The past decade have witnessed an explosion of the amount of data produced by people and harvested through digital systems. These data are collected, analyzed, correlated and transformed to enable innovative services, which have strong, often disruptive, impact on society. The datasphere is the new space resulting from these data, considered as a whole, independently of their control. It constitutes a dynamic complex system, much like the hydrosphere, where the basic constituents are bits of data in place of water molecules. Although the date of the inception of the datasphere can be debated, it is really at the turn of the century that its role became dominant and challenged the legacy organisation of societies.

The objective of the Datasphere team is to study the transformation of socio-economic systems triggered by the diffusion of digital services. We propose a holistic view of the datasphere to apprehend global changes at a planetary scale, with a long term perspective, sometimes with a teleologic vision to understand the phenomena at play and model the interactions of the future. We also consider the digital transformation of socio-economic systems in relation with the challenges that the threats on the natural ecosystem of our planet impose on human societies. Both transformations happen contemporarily, and share parallel impact on the tension between local and global, vertical and horizontal.

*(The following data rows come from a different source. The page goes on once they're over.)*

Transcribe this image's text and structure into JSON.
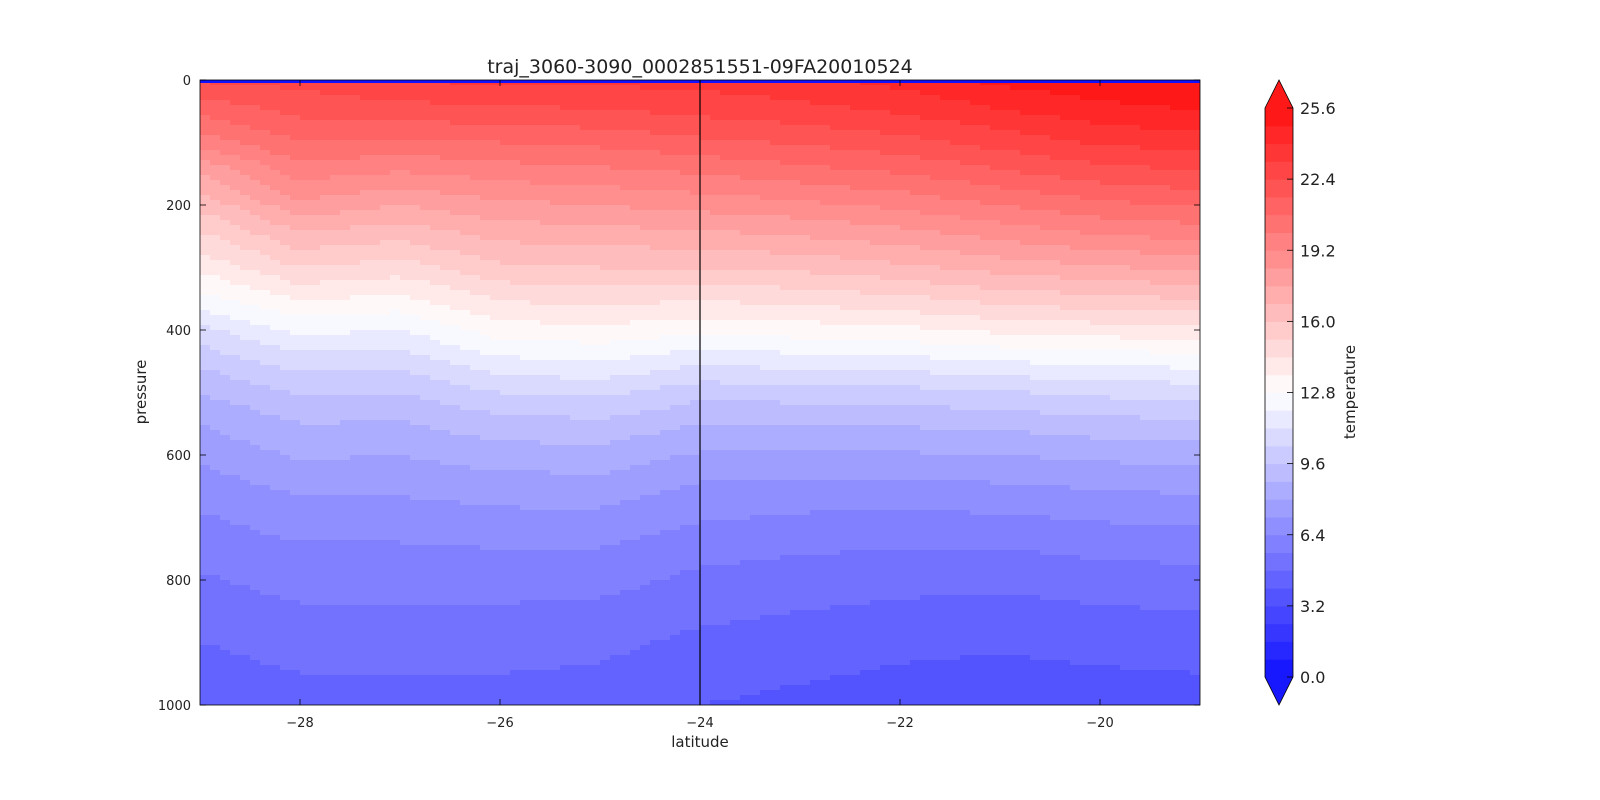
{
  "chart_data": {
    "type": "heatmap",
    "title": "traj_3060-3090_0002851551-09FA20010524",
    "xlabel": "latitude",
    "ylabel": "pressure",
    "colorbar_label": "temperature",
    "xlim": [
      -29,
      -19
    ],
    "ylim": [
      1000,
      0
    ],
    "x_ticks": [
      -28,
      -26,
      -24,
      -22,
      -20
    ],
    "x_tick_labels": [
      "−28",
      "−26",
      "−24",
      "−22",
      "−20"
    ],
    "y_ticks": [
      0,
      200,
      400,
      600,
      800,
      1000
    ],
    "y_tick_labels": [
      "0",
      "200",
      "400",
      "600",
      "800",
      "1000"
    ],
    "colorbar_ticks": [
      0.0,
      3.2,
      6.4,
      9.6,
      12.8,
      16.0,
      19.2,
      22.4,
      25.6
    ],
    "colorbar_tick_labels": [
      "0.0",
      "3.2",
      "6.4",
      "9.6",
      "12.8",
      "16.0",
      "19.2",
      "22.4",
      "25.6"
    ],
    "colorbar_range": [
      0.0,
      25.6
    ],
    "colorbar_extend": "both",
    "colormap": "bwr",
    "colors": {
      "cold": "#1111ff",
      "mid": "#ffffff",
      "warm": "#ff1111"
    },
    "vertical_marker_latitude": -24,
    "pressure_levels": [
      0,
      50,
      100,
      150,
      200,
      250,
      300,
      350,
      400,
      450,
      500,
      550,
      600,
      650,
      700,
      750,
      800,
      850,
      900,
      950,
      1000
    ],
    "latitude_profiles": [
      {
        "latitude": -29.0,
        "temperature": [
          22.5,
          21.0,
          19.5,
          17.5,
          16.2,
          15.0,
          13.8,
          12.5,
          11.0,
          9.8,
          8.8,
          8.0,
          7.4,
          6.8,
          6.3,
          5.9,
          5.5,
          5.1,
          4.8,
          4.5,
          4.3
        ]
      },
      {
        "latitude": -28.0,
        "temperature": [
          22.7,
          21.8,
          20.8,
          19.5,
          18.2,
          16.6,
          15.2,
          13.7,
          12.2,
          10.8,
          9.7,
          8.8,
          8.1,
          7.4,
          6.8,
          6.3,
          5.9,
          5.5,
          5.1,
          4.8,
          4.5
        ]
      },
      {
        "latitude": -27.0,
        "temperature": [
          23.2,
          22.0,
          20.6,
          19.1,
          17.6,
          16.2,
          14.8,
          13.4,
          12.0,
          10.7,
          9.6,
          8.7,
          8.0,
          7.4,
          6.8,
          6.3,
          5.9,
          5.5,
          5.1,
          4.8,
          4.5
        ]
      },
      {
        "latitude": -26.0,
        "temperature": [
          23.4,
          22.2,
          20.8,
          19.5,
          18.2,
          17.0,
          15.8,
          14.5,
          13.2,
          11.8,
          10.4,
          9.3,
          8.4,
          7.6,
          7.0,
          6.4,
          5.9,
          5.5,
          5.1,
          4.8,
          4.5
        ]
      },
      {
        "latitude": -25.0,
        "temperature": [
          23.4,
          22.3,
          21.0,
          19.7,
          18.4,
          17.2,
          16.0,
          14.7,
          13.4,
          12.0,
          10.6,
          9.4,
          8.5,
          7.7,
          7.0,
          6.4,
          5.9,
          5.4,
          5.0,
          4.7,
          4.4
        ]
      },
      {
        "latitude": -24.0,
        "temperature": [
          23.5,
          22.6,
          21.4,
          20.0,
          18.7,
          17.3,
          16.0,
          14.5,
          13.0,
          11.4,
          9.9,
          8.8,
          7.9,
          7.1,
          6.5,
          5.9,
          5.4,
          5.0,
          4.6,
          4.3,
          4.0
        ]
      },
      {
        "latitude": -23.0,
        "temperature": [
          23.8,
          22.9,
          21.7,
          20.4,
          19.0,
          17.6,
          16.2,
          14.7,
          13.2,
          11.6,
          10.0,
          8.8,
          7.8,
          7.0,
          6.3,
          5.7,
          5.2,
          4.8,
          4.4,
          4.1,
          3.8
        ]
      },
      {
        "latitude": -22.0,
        "temperature": [
          24.3,
          23.3,
          22.1,
          20.8,
          19.4,
          18.0,
          16.6,
          15.0,
          13.4,
          11.7,
          10.1,
          8.9,
          7.9,
          7.0,
          6.2,
          5.6,
          5.1,
          4.6,
          4.2,
          3.9,
          3.6
        ]
      },
      {
        "latitude": -21.0,
        "temperature": [
          25.0,
          23.9,
          22.7,
          21.4,
          20.0,
          18.6,
          17.1,
          15.5,
          13.8,
          12.0,
          10.3,
          9.0,
          8.0,
          7.1,
          6.3,
          5.6,
          5.0,
          4.5,
          4.1,
          3.8,
          3.5
        ]
      },
      {
        "latitude": -20.0,
        "temperature": [
          25.4,
          24.5,
          23.3,
          22.0,
          20.6,
          19.1,
          17.5,
          15.8,
          14.0,
          12.2,
          10.6,
          9.3,
          8.2,
          7.3,
          6.5,
          5.8,
          5.2,
          4.7,
          4.3,
          3.9,
          3.6
        ]
      },
      {
        "latitude": -19.0,
        "temperature": [
          25.6,
          24.8,
          23.6,
          22.3,
          20.9,
          19.4,
          17.8,
          16.0,
          14.2,
          12.4,
          10.7,
          9.4,
          8.3,
          7.4,
          6.6,
          5.9,
          5.3,
          4.8,
          4.3,
          4.0,
          3.7
        ]
      }
    ]
  }
}
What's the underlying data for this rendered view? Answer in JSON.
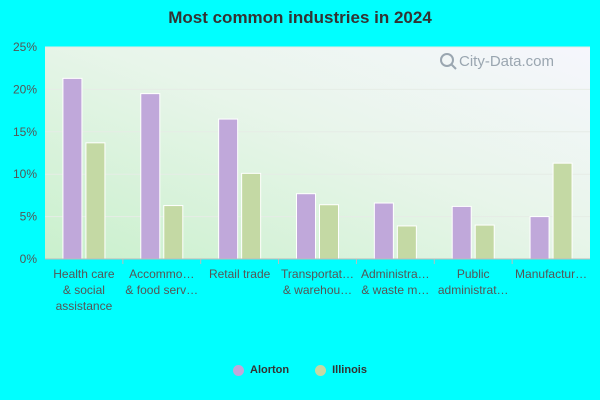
{
  "title": "Most common industries in 2024",
  "watermark": "City-Data.com",
  "colors": {
    "background": "#00ffff",
    "Alorton": "#c0a8da",
    "Illinois": "#c4d9a4"
  },
  "chart_data": {
    "type": "bar",
    "title": "Most common industries in 2024",
    "categories": [
      [
        "Health care",
        "& social",
        "assistance"
      ],
      [
        "Accommo…",
        "& food serv…"
      ],
      [
        "Retail trade"
      ],
      [
        "Transportat…",
        "& warehou…"
      ],
      [
        "Administra…",
        "& waste m…"
      ],
      [
        "Public",
        "administrat…"
      ],
      [
        "Manufactur…"
      ]
    ],
    "series": [
      {
        "name": "Alorton",
        "values": [
          21.3,
          19.5,
          16.5,
          7.7,
          6.6,
          6.2,
          5.0
        ]
      },
      {
        "name": "Illinois",
        "values": [
          13.7,
          6.3,
          10.1,
          6.4,
          3.9,
          4.0,
          11.3
        ]
      }
    ],
    "ylim": [
      0,
      25
    ],
    "yticks": [
      0,
      5,
      10,
      15,
      20,
      25
    ],
    "ytick_labels": [
      "0%",
      "5%",
      "10%",
      "15%",
      "20%",
      "25%"
    ],
    "grid": true,
    "legend": "bottom-center"
  }
}
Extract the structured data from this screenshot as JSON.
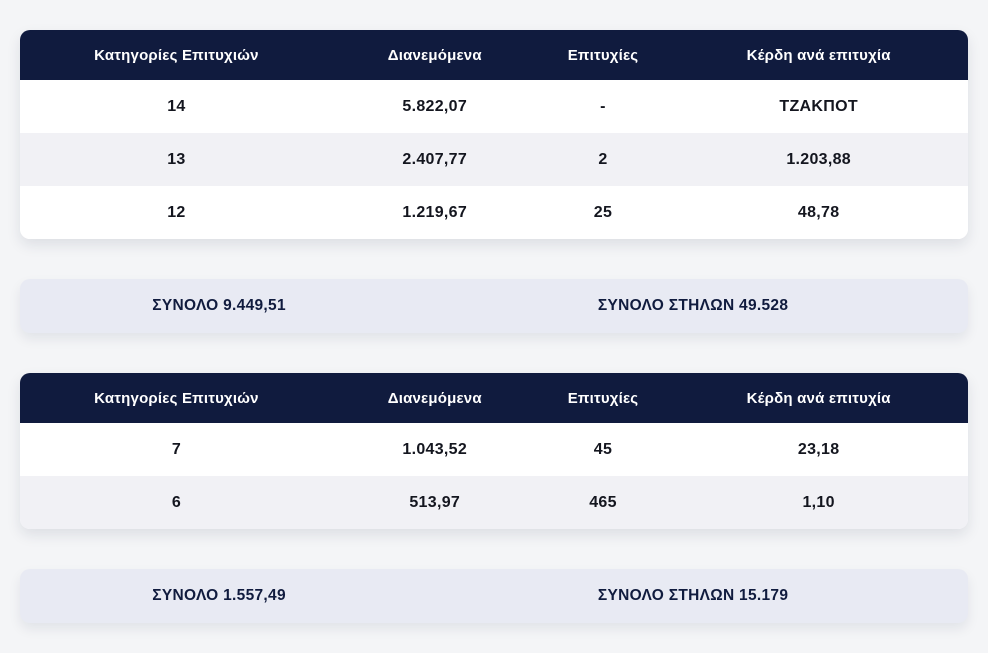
{
  "colors": {
    "page_background": "#f4f5f7",
    "table_header_background": "#101b3e",
    "table_header_text": "#ffffff",
    "row_background": "#ffffff",
    "row_alt_background": "#f1f1f5",
    "summary_background": "#e8eaf3",
    "summary_text": "#101b3e",
    "cell_text": "#14161f"
  },
  "tables": [
    {
      "headers": [
        "Κατηγορίες Επιτυχιών",
        "Διανεμόμενα",
        "Επιτυχίες",
        "Κέρδη ανά επιτυχία"
      ],
      "rows": [
        [
          "14",
          "5.822,07",
          "-",
          "ΤΖΑΚΠΟΤ"
        ],
        [
          "13",
          "2.407,77",
          "2",
          "1.203,88"
        ],
        [
          "12",
          "1.219,67",
          "25",
          "48,78"
        ]
      ],
      "summary": {
        "total": "ΣΥΝΟΛΟ 9.449,51",
        "columns_total": "ΣΥΝΟΛΟ ΣΤΗΛΩΝ 49.528"
      }
    },
    {
      "headers": [
        "Κατηγορίες Επιτυχιών",
        "Διανεμόμενα",
        "Επιτυχίες",
        "Κέρδη ανά επιτυχία"
      ],
      "rows": [
        [
          "7",
          "1.043,52",
          "45",
          "23,18"
        ],
        [
          "6",
          "513,97",
          "465",
          "1,10"
        ]
      ],
      "summary": {
        "total": "ΣΥΝΟΛΟ 1.557,49",
        "columns_total": "ΣΥΝΟΛΟ ΣΤΗΛΩΝ 15.179"
      }
    }
  ]
}
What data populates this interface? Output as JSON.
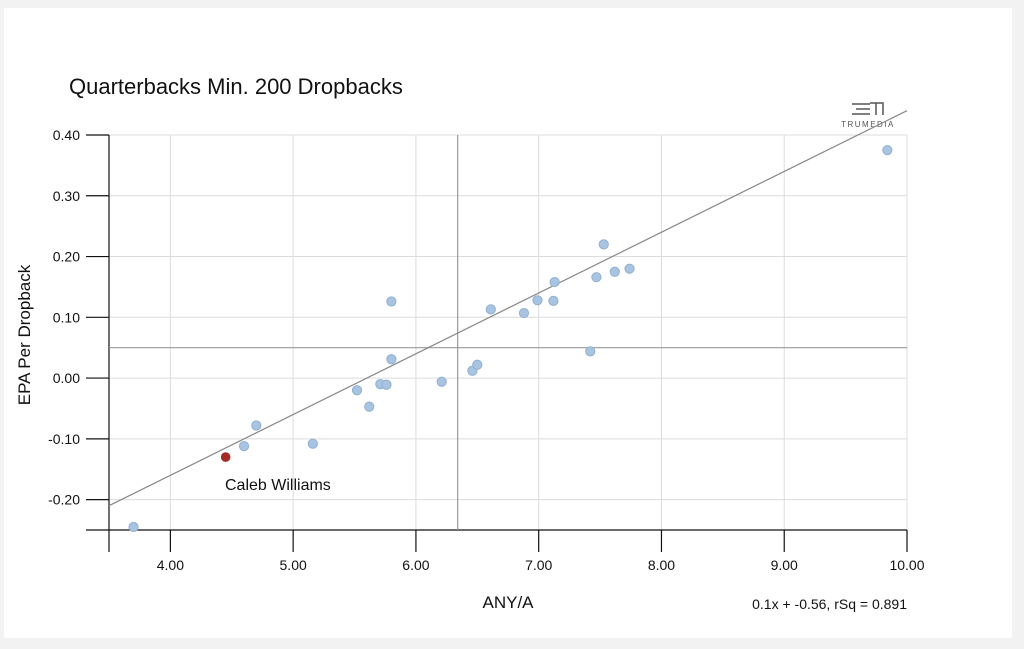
{
  "colors": {
    "point_fill": "#a9c4e0",
    "point_stroke": "#8fb0d3",
    "highlight": "#a32a25",
    "grid": "#dcdcdc",
    "axis": "#111111",
    "trend": "#888888",
    "ref_line": "#999999"
  },
  "brand": {
    "name": "TRUMEDIA",
    "icon": "trumedia-logo"
  },
  "chart_data": {
    "type": "scatter",
    "title": "Quarterbacks Min. 200 Dropbacks",
    "xlabel": "ANY/A",
    "ylabel": "EPA Per Dropback",
    "xlim": [
      3.5,
      10.0
    ],
    "ylim": [
      -0.25,
      0.4
    ],
    "xticks": [
      4.0,
      5.0,
      6.0,
      7.0,
      8.0,
      9.0,
      10.0
    ],
    "xtick_labels": [
      "4.00",
      "5.00",
      "6.00",
      "7.00",
      "8.00",
      "9.00",
      "10.00"
    ],
    "yticks": [
      0.4,
      0.3,
      0.2,
      0.1,
      0.0,
      -0.1,
      -0.2
    ],
    "ytick_labels": [
      "0.40",
      "0.30",
      "0.20",
      "0.10",
      "0.00",
      "-0.10",
      "-0.20"
    ],
    "grid": true,
    "reference_lines": {
      "x": 6.34,
      "y": 0.05
    },
    "trendline": {
      "slope": 0.1,
      "intercept": -0.56,
      "label": "0.1x + -0.56, rSq = 0.891"
    },
    "points": [
      {
        "x": 3.7,
        "y": -0.245
      },
      {
        "x": 4.6,
        "y": -0.112
      },
      {
        "x": 4.7,
        "y": -0.078
      },
      {
        "x": 5.16,
        "y": -0.108
      },
      {
        "x": 5.52,
        "y": -0.02
      },
      {
        "x": 5.62,
        "y": -0.047
      },
      {
        "x": 5.71,
        "y": -0.01
      },
      {
        "x": 5.76,
        "y": -0.011
      },
      {
        "x": 5.8,
        "y": 0.031
      },
      {
        "x": 5.8,
        "y": 0.126
      },
      {
        "x": 6.21,
        "y": -0.006
      },
      {
        "x": 6.46,
        "y": 0.012
      },
      {
        "x": 6.5,
        "y": 0.022
      },
      {
        "x": 6.61,
        "y": 0.113
      },
      {
        "x": 6.88,
        "y": 0.107
      },
      {
        "x": 6.99,
        "y": 0.128
      },
      {
        "x": 7.12,
        "y": 0.127
      },
      {
        "x": 7.13,
        "y": 0.158
      },
      {
        "x": 7.42,
        "y": 0.044
      },
      {
        "x": 7.47,
        "y": 0.166
      },
      {
        "x": 7.53,
        "y": 0.22
      },
      {
        "x": 7.62,
        "y": 0.175
      },
      {
        "x": 7.74,
        "y": 0.18
      },
      {
        "x": 9.84,
        "y": 0.375
      }
    ],
    "highlight": {
      "x": 4.45,
      "y": -0.13,
      "label": "Caleb Williams"
    }
  }
}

From a methodological point of view, we aim (i) at interdisciplinary research with all relevant disciplines, and in particular social sciences, and (ii) when possible, analysis of large datasets, such as those from network activities, to investigate quantitatively global phenomena. The first aim raises classical difficulties of interdisciplinary research, but is carried on in a very favorable environment, namely the complex system institute, IXXI. For the second aim, we need to develop original data analysis techniques, new metrics on data flows related to social activities, as well as new visualisation methods to show the interdependencies between entities, from States to people and devices.